Star Trek actor William Shatner has become the oldest person to reach space, soaring above Earth aboard a Blue Origin rocketship with three other passengers.
The suborbital trip landed in the Texas desert in the early hours of the morning Australian time.
Shatner was one of four passengers to journey for roughly 10 minutes to the edge of space aboard the white fully autonomous 18.3 metres-tall New Shepard spacecraft, which took off from Blue Origin’s launch site about 30km outside the rural west Texas town of Van Horn.
The crew capsule returned to the Texas desert under parachutes, raising a cloud of dust.
Shatner, 90, became the oldest person ever in space – an experience he called profound – as US billionaire businessman Jeff Bezos’s company carried out its second tourist flight.
He emerged gingerly from the capsule in the desert silence, appearing reflective as the others celebrated by cheering and popping champagne bottles.
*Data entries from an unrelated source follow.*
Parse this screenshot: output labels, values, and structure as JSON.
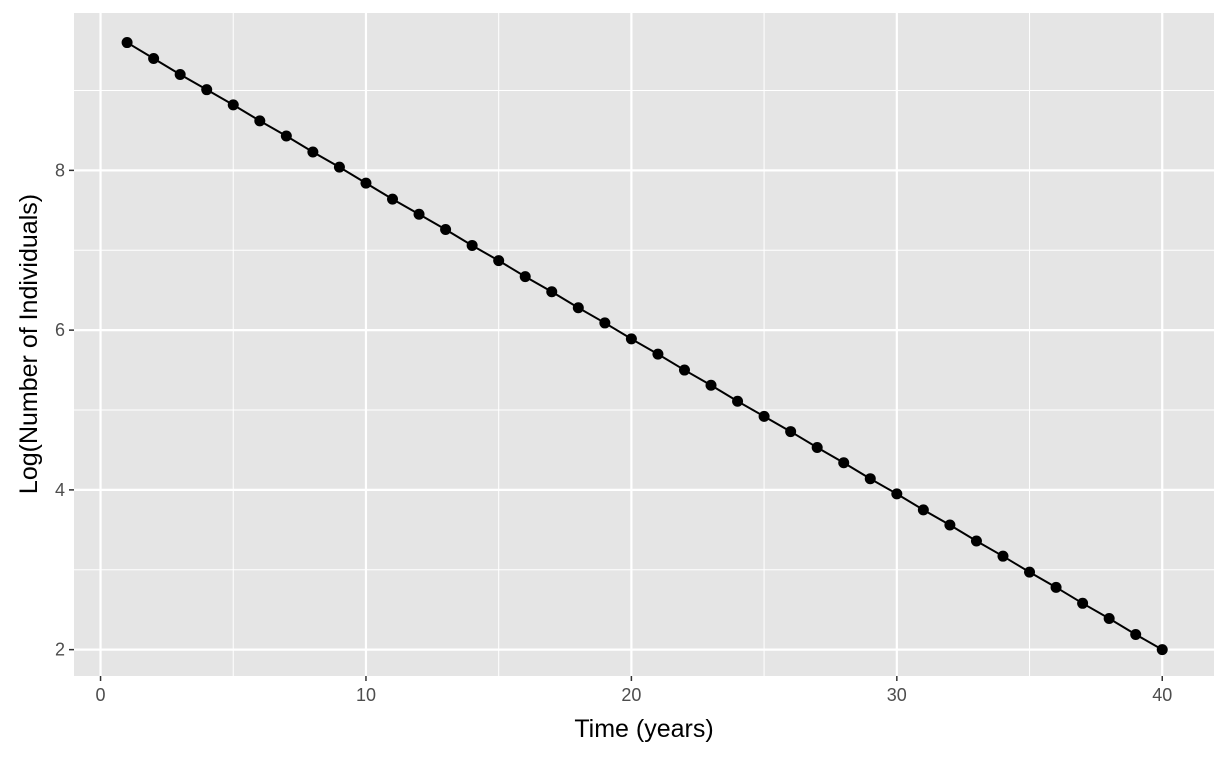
{
  "chart_data": {
    "type": "line",
    "xlabel": "Time (years)",
    "ylabel": "Log(Number of Individuals)",
    "xlim": [
      -1,
      41.95
    ],
    "ylim": [
      1.67,
      9.97
    ],
    "x_ticks": [
      0,
      10,
      20,
      30,
      40
    ],
    "x_minor_ticks": [
      5,
      15,
      25,
      35
    ],
    "y_ticks": [
      2,
      4,
      6,
      8
    ],
    "y_minor_ticks": [
      3,
      5,
      7,
      9
    ],
    "grid": true,
    "panel_background": "#e5e5e5",
    "grid_color": "#ffffff",
    "series_color": "#000000",
    "series": [
      {
        "x": [
          1,
          2,
          3,
          4,
          5,
          6,
          7,
          8,
          9,
          10,
          11,
          12,
          13,
          14,
          15,
          16,
          17,
          18,
          19,
          20,
          21,
          22,
          23,
          24,
          25,
          26,
          27,
          28,
          29,
          30,
          31,
          32,
          33,
          34,
          35,
          36,
          37,
          38,
          39,
          40
        ],
        "y": [
          9.6,
          9.4,
          9.2,
          9.01,
          8.82,
          8.62,
          8.43,
          8.23,
          8.04,
          7.84,
          7.64,
          7.45,
          7.26,
          7.06,
          6.87,
          6.67,
          6.48,
          6.28,
          6.09,
          5.89,
          5.7,
          5.5,
          5.31,
          5.11,
          4.92,
          4.73,
          4.53,
          4.34,
          4.14,
          3.95,
          3.75,
          3.56,
          3.36,
          3.17,
          2.97,
          2.78,
          2.58,
          2.39,
          2.19,
          2.0
        ]
      }
    ]
  }
}
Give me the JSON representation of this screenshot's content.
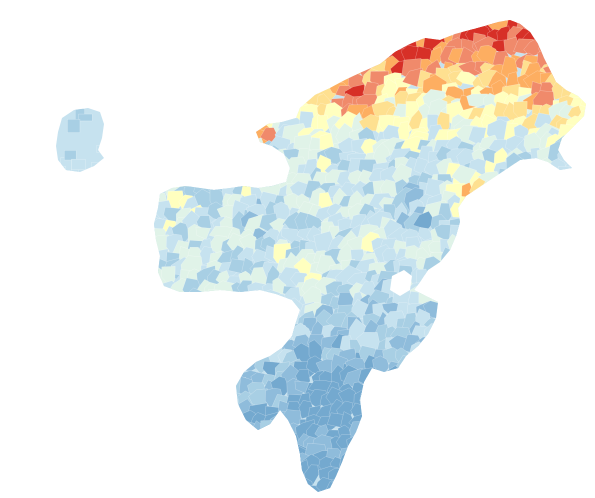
{
  "map": {
    "type": "choropleth",
    "palette": {
      "darkest_red": "#d73027",
      "red": "#f08a6b",
      "orange": "#fdae61",
      "light_orange": "#fee090",
      "cream": "#ffffbf",
      "pale_mint": "#e0f3e8",
      "light_blue": "#c6e2ef",
      "blue": "#a8cfe4",
      "mid_blue": "#8fbcdb",
      "dark_blue": "#74a9cf"
    },
    "legend": null,
    "labels": []
  }
}
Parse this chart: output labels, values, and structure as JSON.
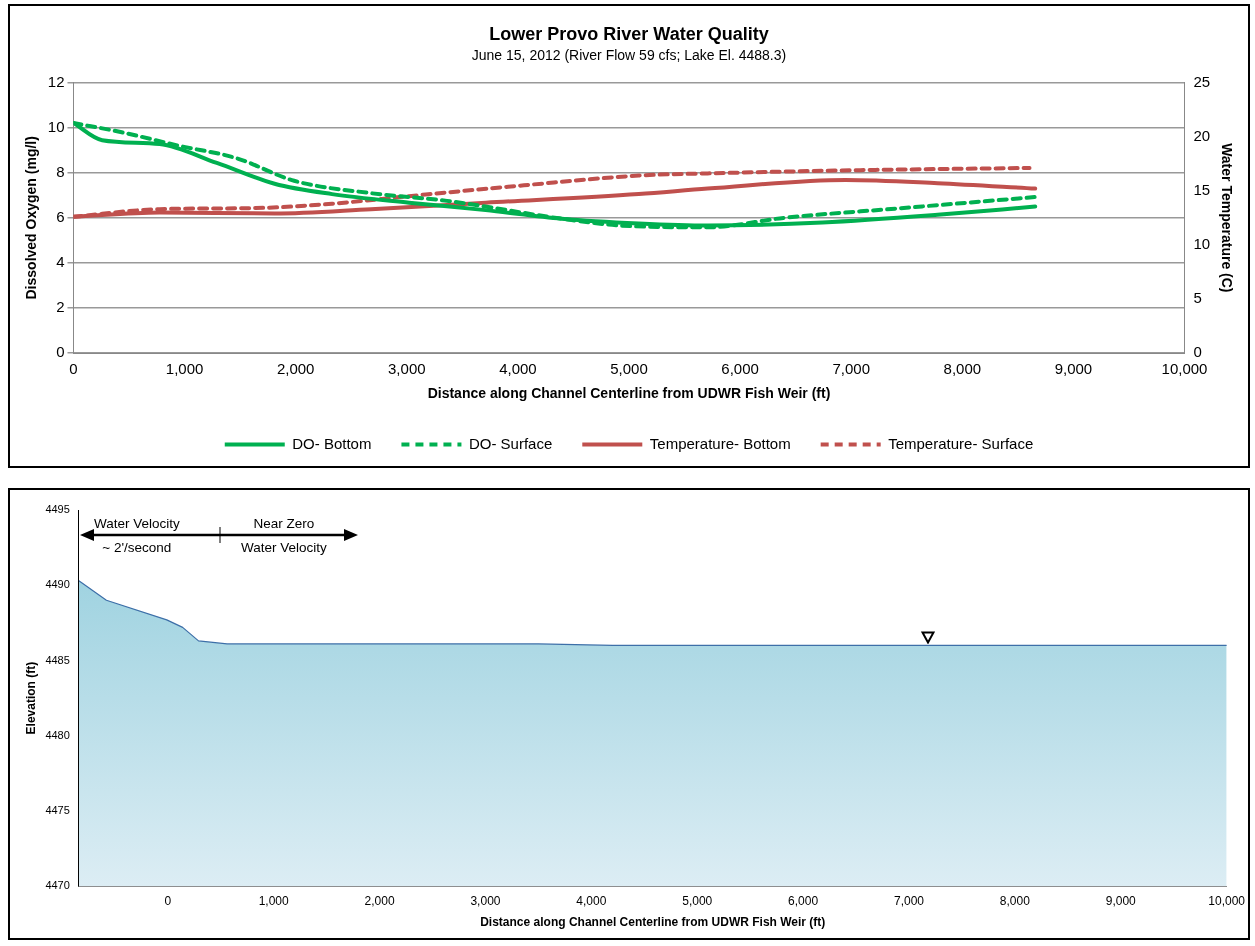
{
  "chart_data": [
    {
      "type": "line",
      "title": "Lower Provo River Water Quality",
      "subtitle": "June 15, 2012 (River Flow 59 cfs; Lake El. 4488.3)",
      "xlabel": "Distance along Channel Centerline from UDWR Fish Weir (ft)",
      "ylabel": "Dissolved Oxygen (mg/l)",
      "y2label": "Water Temperature (C)",
      "xlim": [
        0,
        10000
      ],
      "xticks": [
        0,
        {
          "value": 1000,
          "label": "1,000"
        },
        {
          "value": 2000,
          "label": "2,000"
        },
        {
          "value": 3000,
          "label": "3,000"
        },
        {
          "value": 4000,
          "label": "4,000"
        },
        {
          "value": 5000,
          "label": "5,000"
        },
        {
          "value": 6000,
          "label": "6,000"
        },
        {
          "value": 7000,
          "label": "7,000"
        },
        {
          "value": 8000,
          "label": "8,000"
        },
        {
          "value": 9000,
          "label": "9,000"
        },
        {
          "value": 10000,
          "label": "10,000"
        }
      ],
      "ylim": [
        0,
        12
      ],
      "yticks": [
        0,
        2,
        4,
        6,
        8,
        10,
        12
      ],
      "y2lim": [
        0,
        25
      ],
      "y2ticks": [
        0,
        5,
        10,
        15,
        20,
        25
      ],
      "grid": "y",
      "legend": "bottom",
      "marker": "none",
      "series": [
        {
          "name": "DO- Bottom",
          "color": "#00b050",
          "line_style": "solid",
          "x": [
            0,
            258,
            775,
            1290,
            1810,
            2327,
            3020,
            3710,
            4395,
            5088,
            5708,
            6742,
            7777,
            8656
          ],
          "values": [
            10.2,
            9.44,
            9.27,
            8.43,
            7.51,
            7.05,
            6.67,
            6.34,
            5.96,
            5.75,
            5.66,
            5.79,
            6.13,
            6.5
          ]
        },
        {
          "name": "DO- Surface",
          "color": "#00b050",
          "line_style": "dashed",
          "x": [
            0,
            434,
            951,
            1468,
            1986,
            2678,
            3361,
            4395,
            4912,
            5708,
            6401,
            7435,
            8656
          ],
          "values": [
            10.2,
            9.79,
            9.19,
            8.64,
            7.64,
            7.09,
            6.75,
            5.96,
            5.66,
            5.58,
            6.0,
            6.42,
            6.92
          ]
        },
        {
          "name": "Temperature- Bottom",
          "color": "#c0504d",
          "line_style": "solid",
          "axis": "y2",
          "x": [
            0,
            775,
            1810,
            2678,
            3712,
            5088,
            5708,
            6949,
            7777,
            8656
          ],
          "values": [
            12.6,
            13.0,
            12.9,
            13.3,
            13.9,
            14.7,
            15.2,
            16.0,
            15.7,
            15.2
          ]
        },
        {
          "name": "Temperature- Surface",
          "color": "#c0504d",
          "line_style": "dashed",
          "axis": "y2",
          "x": [
            0,
            775,
            1640,
            2327,
            3020,
            4054,
            5088,
            5708,
            7084,
            8605
          ],
          "values": [
            12.6,
            13.3,
            13.4,
            13.8,
            14.5,
            15.5,
            16.4,
            16.6,
            16.9,
            17.1
          ]
        }
      ]
    },
    {
      "type": "area",
      "xlabel": "Distance along Channel Centerline from UDWR Fish Weir (ft)",
      "ylabel": "Elevation (ft)",
      "xlim": [
        -840,
        10000
      ],
      "xticks": [
        0,
        {
          "value": 1000,
          "label": "1,000"
        },
        {
          "value": 2000,
          "label": "2,000"
        },
        {
          "value": 3000,
          "label": "3,000"
        },
        {
          "value": 4000,
          "label": "4,000"
        },
        {
          "value": 5000,
          "label": "5,000"
        },
        {
          "value": 6000,
          "label": "6,000"
        },
        {
          "value": 7000,
          "label": "7,000"
        },
        {
          "value": 8000,
          "label": "8,000"
        },
        {
          "value": 9000,
          "label": "9,000"
        },
        {
          "value": 10000,
          "label": "10,000"
        }
      ],
      "ylim": [
        4470,
        4495
      ],
      "yticks": [
        4470,
        4475,
        4480,
        4485,
        4490,
        4495
      ],
      "grid": false,
      "legend": false,
      "marker": "none",
      "series": [
        {
          "color": "#92cddc",
          "x": [
            -840,
            -580,
            -10,
            140,
            290,
            560,
            3500,
            4200,
            10000
          ],
          "values": [
            4490.3,
            4489.0,
            4487.7,
            4487.2,
            4486.3,
            4486.1,
            4486.1,
            4486.0,
            4486.0
          ]
        }
      ],
      "annotations": [
        "Water Velocity",
        "~ 2'/second",
        "Near Zero",
        "Water Velocity"
      ]
    }
  ]
}
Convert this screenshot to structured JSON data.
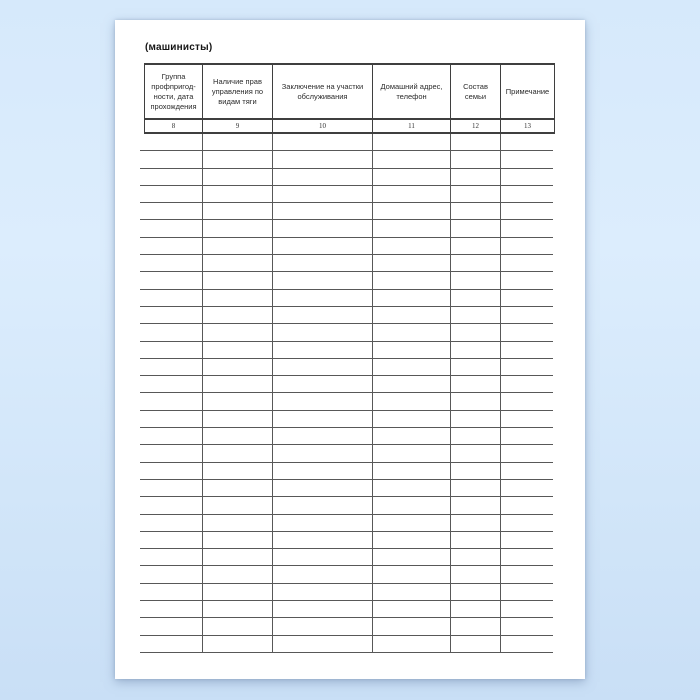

Bezos was on hand and embraced the Canadian actor.
“What you have given me is the most profound experience I can imagine,” Shatner told Bezos as the two chatted for several minutes.
“I am so filled with emotion about what just happened.”
Shatner also remarked on the beauty of the blue colour of Earth from space.
The four astronauts experienced about three to four minutes of weightlessness and travelled above the internationally recognised boundary of space known as the Karman Line, about 100km above earth.